Here, they are in the Netherlands at The Pink Pop Festival in 1988: two of the greatest artists in contemporary music having a vibe together. I call this photo “Doc Martens & slippers”.
In early Pogues days I invited the whole group to take part in my radio show The BP Fallon Orchestra. The RTÉ Guide trumpeted “The BPFO Presents The Pogues in Conversations with 40 People (Often All at the Same Time)”. Shane and company fielded questions from the audience, and the sometimes heated exchange was reported in the Irish papers. I like to think of it as The Pogues’ “Bill Grundy moment” – when The Sex Pistols swore at an idiotic Grundy on his Thames Television show – and it helped make The Pogues a household name in Ireland.
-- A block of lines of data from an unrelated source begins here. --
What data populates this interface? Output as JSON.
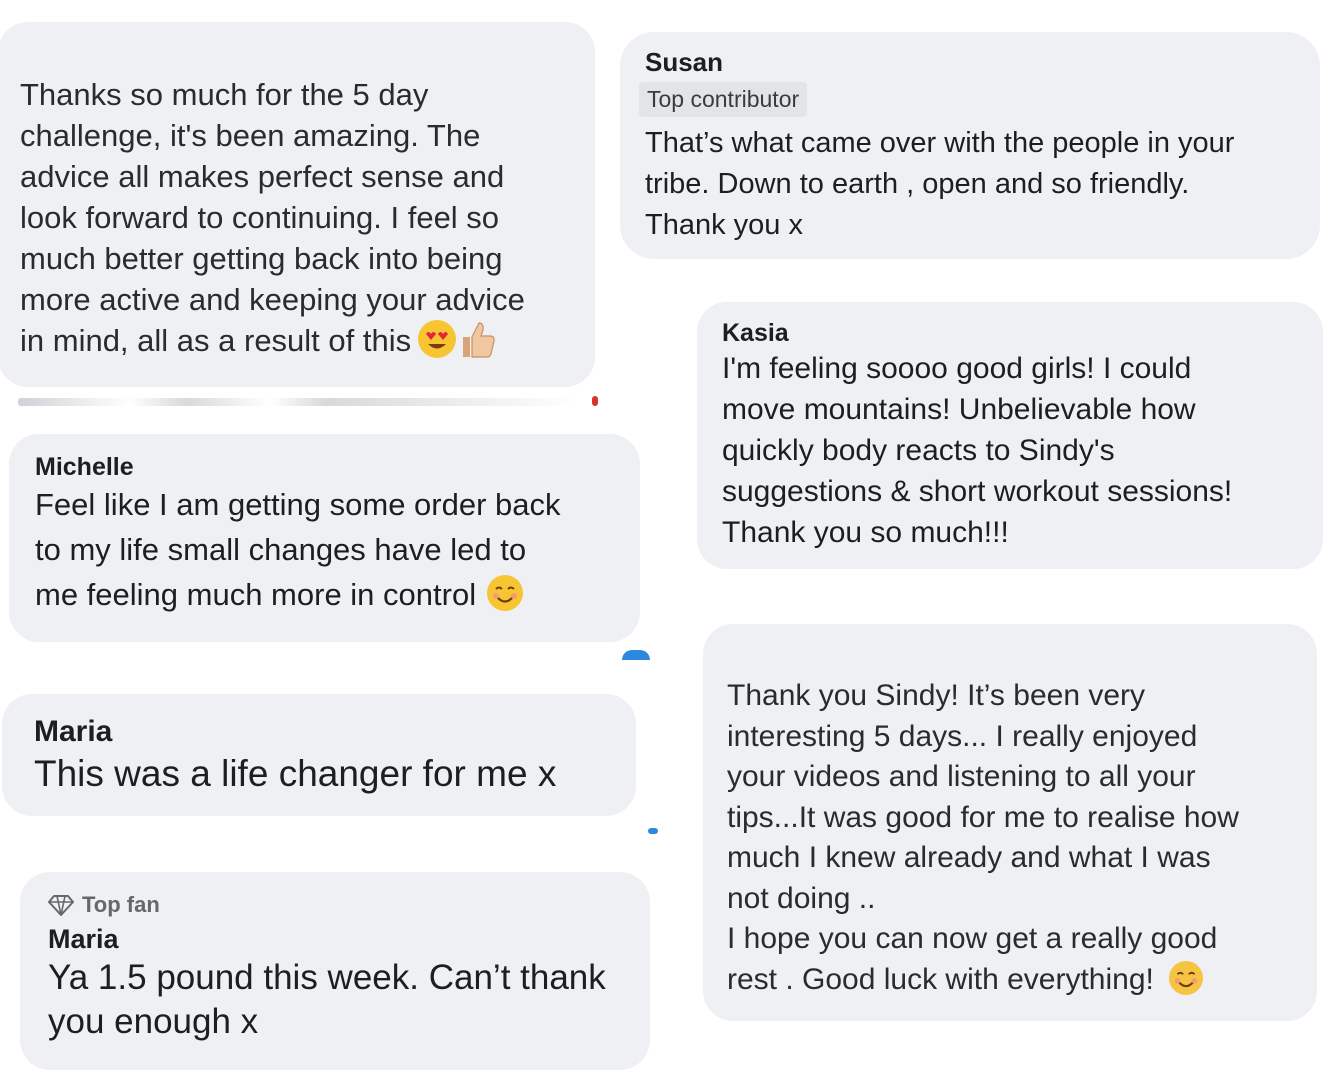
{
  "comments": {
    "c1": {
      "text": "Thanks so much for the 5 day\nchallenge, it's been amazing. The\nadvice all makes perfect sense and\nlook forward to continuing. I feel so\nmuch better getting back into being\nmore active and keeping your advice\nin mind, all as a result of this",
      "emojis": [
        "heart-eyes-face-icon",
        "thumbs-up-icon"
      ]
    },
    "c2": {
      "author": "Susan",
      "badge": "Top contributor",
      "text": "That’s what came over with the people in your\ntribe. Down to earth , open and so friendly.\nThank you x"
    },
    "c3": {
      "author": "Kasia",
      "text": "I'm feeling soooo good girls! I could\nmove mountains! Unbelievable how\nquickly body reacts to Sindy's\nsuggestions & short workout sessions!\nThank you so much!!!"
    },
    "c4": {
      "author": "Michelle",
      "text": "Feel like I am getting some order back\nto my life small changes have led to\nme feeling much more in control",
      "emoji": "smiling-face-icon"
    },
    "c5": {
      "text": "Thank you Sindy! It’s been very\ninteresting 5 days... I really enjoyed\nyour videos and listening to all your\ntips...It was good for me to realise how\nmuch I knew already and what I was\nnot doing ..\nI hope you can now get a really good\nrest . Good luck with everything!",
      "emoji": "smiling-face-icon"
    },
    "c6": {
      "author": "Maria",
      "text": "This was a life changer for me x"
    },
    "c7": {
      "badge": "Top fan",
      "badge_icon": "diamond-icon",
      "author": "Maria",
      "text": "Ya 1.5 pound this week. Can’t thank\nyou enough x"
    }
  },
  "colors": {
    "bubble": "#eff0f3",
    "text": "#1c1e21",
    "badge_bg": "#e2e4e8",
    "emoji_yellow": "#f7c531",
    "heart_red": "#e5243b"
  }
}
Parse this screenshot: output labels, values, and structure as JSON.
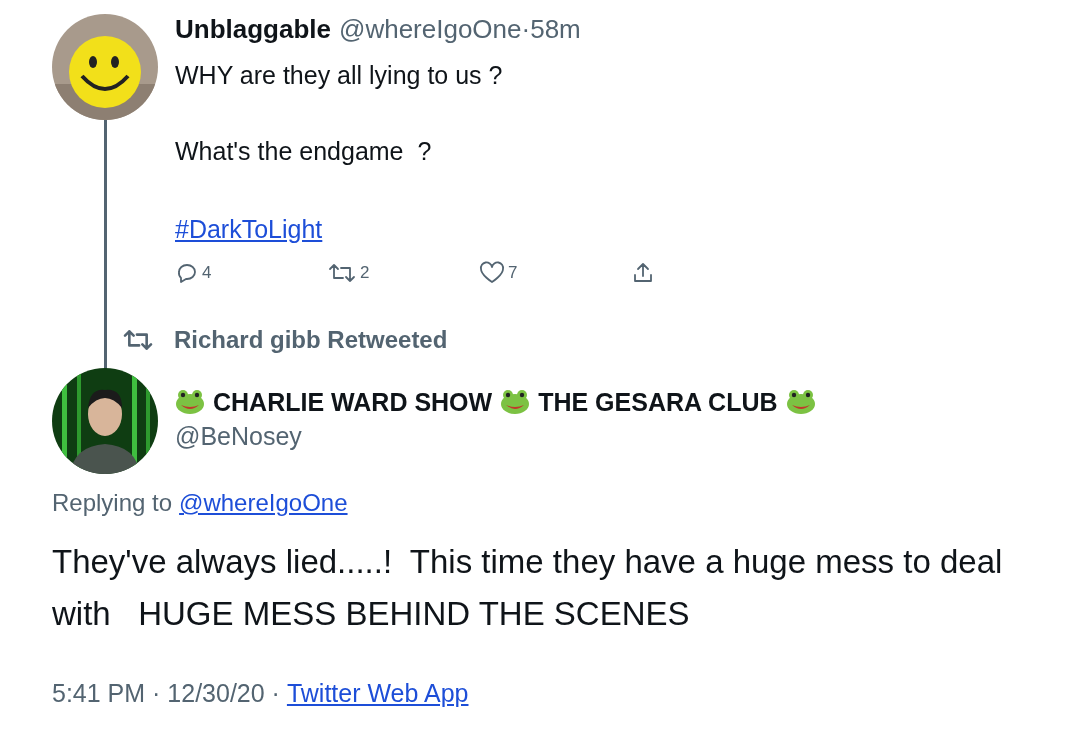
{
  "reply_tweet": {
    "display_name": "Unblaggable",
    "handle": "@whereIgoOne",
    "separator": "·",
    "time": "58m",
    "lines": [
      "WHY are they all lying to us ?",
      "What's the endgame  ?"
    ],
    "hashtag": "#DarkToLight",
    "actions": [
      {
        "kind": "reply",
        "count": "4"
      },
      {
        "kind": "retweet",
        "count": "2"
      },
      {
        "kind": "like",
        "count": "7"
      },
      {
        "kind": "share"
      }
    ]
  },
  "retweet_notice": "Richard gibb Retweeted",
  "main_tweet": {
    "name_parts": [
      {
        "kind": "frog"
      },
      {
        "kind": "text",
        "text": "CHARLIE WARD SHOW"
      },
      {
        "kind": "frog"
      },
      {
        "kind": "text",
        "text": "THE GESARA CLUB"
      },
      {
        "kind": "frog"
      }
    ],
    "handle": "@BeNosey",
    "replying_prefix": "Replying to",
    "replying_handle": "@whereIgoOne",
    "body": "They've always lied.....!  This time they have a huge mess to deal with   HUGE MESS BEHIND THE SCENES",
    "timestamp": "5:41 PM · 12/30/20 ·",
    "source": "Twitter Web App"
  }
}
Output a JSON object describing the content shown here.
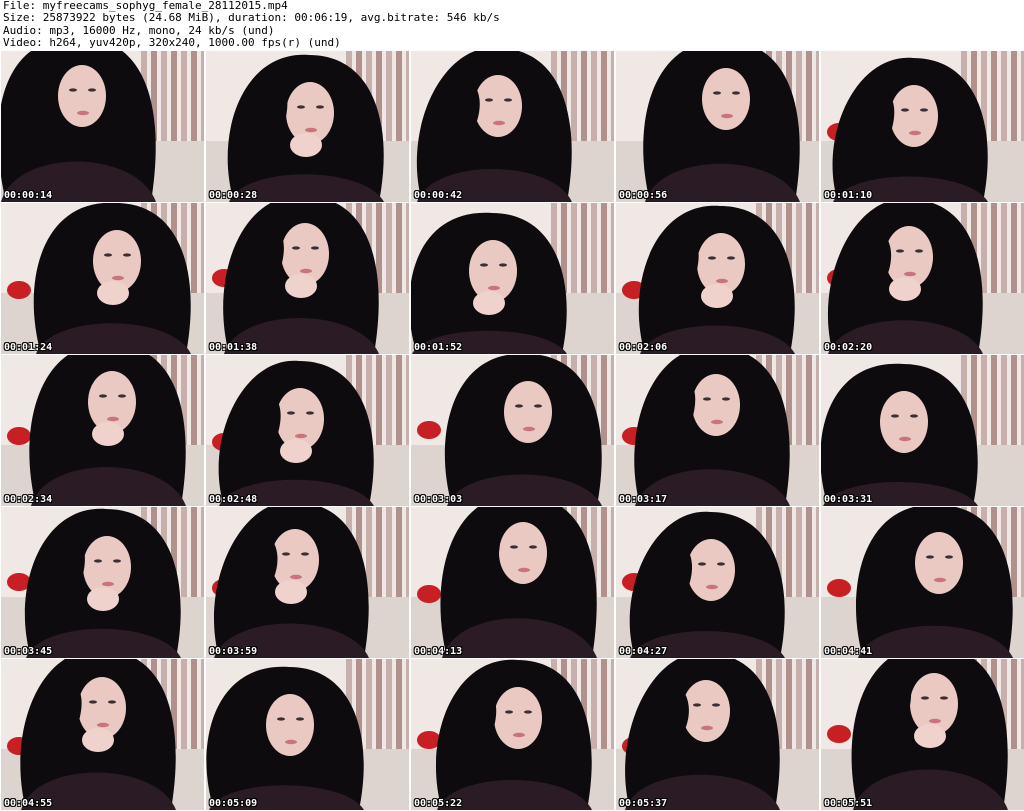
{
  "header": {
    "file_line": "File: myfreecams_sophyg_female_28112015.mp4",
    "size_line": "Size: 25873922 bytes (24.68 MiB), duration: 00:06:19, avg.bitrate: 546 kb/s",
    "audio_line": "Audio: mp3, 16000 Hz, mono, 24 kb/s (und)",
    "video_line": "Video: h264, yuv420p, 320x240, 1000.00 fps(r) (und)"
  },
  "colors": {
    "background": "#ffffff",
    "hair": "#0d0b0e",
    "skin": "#e9c9c2",
    "curtain": "#a5817c",
    "wall": "#efe8e5",
    "top": "#2a1b24",
    "pillow_red": "#c81f24",
    "timestamp": "#ffffff"
  },
  "thumbnails": [
    {
      "timestamp": "00:00:14"
    },
    {
      "timestamp": "00:00:28"
    },
    {
      "timestamp": "00:00:42"
    },
    {
      "timestamp": "00:00:56"
    },
    {
      "timestamp": "00:01:10"
    },
    {
      "timestamp": "00:01:24"
    },
    {
      "timestamp": "00:01:38"
    },
    {
      "timestamp": "00:01:52"
    },
    {
      "timestamp": "00:02:06"
    },
    {
      "timestamp": "00:02:20"
    },
    {
      "timestamp": "00:02:34"
    },
    {
      "timestamp": "00:02:48"
    },
    {
      "timestamp": "00:03:03"
    },
    {
      "timestamp": "00:03:17"
    },
    {
      "timestamp": "00:03:31"
    },
    {
      "timestamp": "00:03:45"
    },
    {
      "timestamp": "00:03:59"
    },
    {
      "timestamp": "00:04:13"
    },
    {
      "timestamp": "00:04:27"
    },
    {
      "timestamp": "00:04:41"
    },
    {
      "timestamp": "00:04:55"
    },
    {
      "timestamp": "00:05:09"
    },
    {
      "timestamp": "00:05:22"
    },
    {
      "timestamp": "00:05:37"
    },
    {
      "timestamp": "00:05:51"
    }
  ]
}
Shane had worked in Ted Carroll’s superb London record shop, Rock On – name-checked by Phil Lynott in the Thin Lizzy song The Rocker – and had an exceedingly wide taste in music. He guested as a DJ at my club, Death Disco, in Dublin several times, and in Belfast too. Shane played everything from Elvis to the Sex Pistols to Margaret Barry. He was a one-off; there has been nobody quite like him.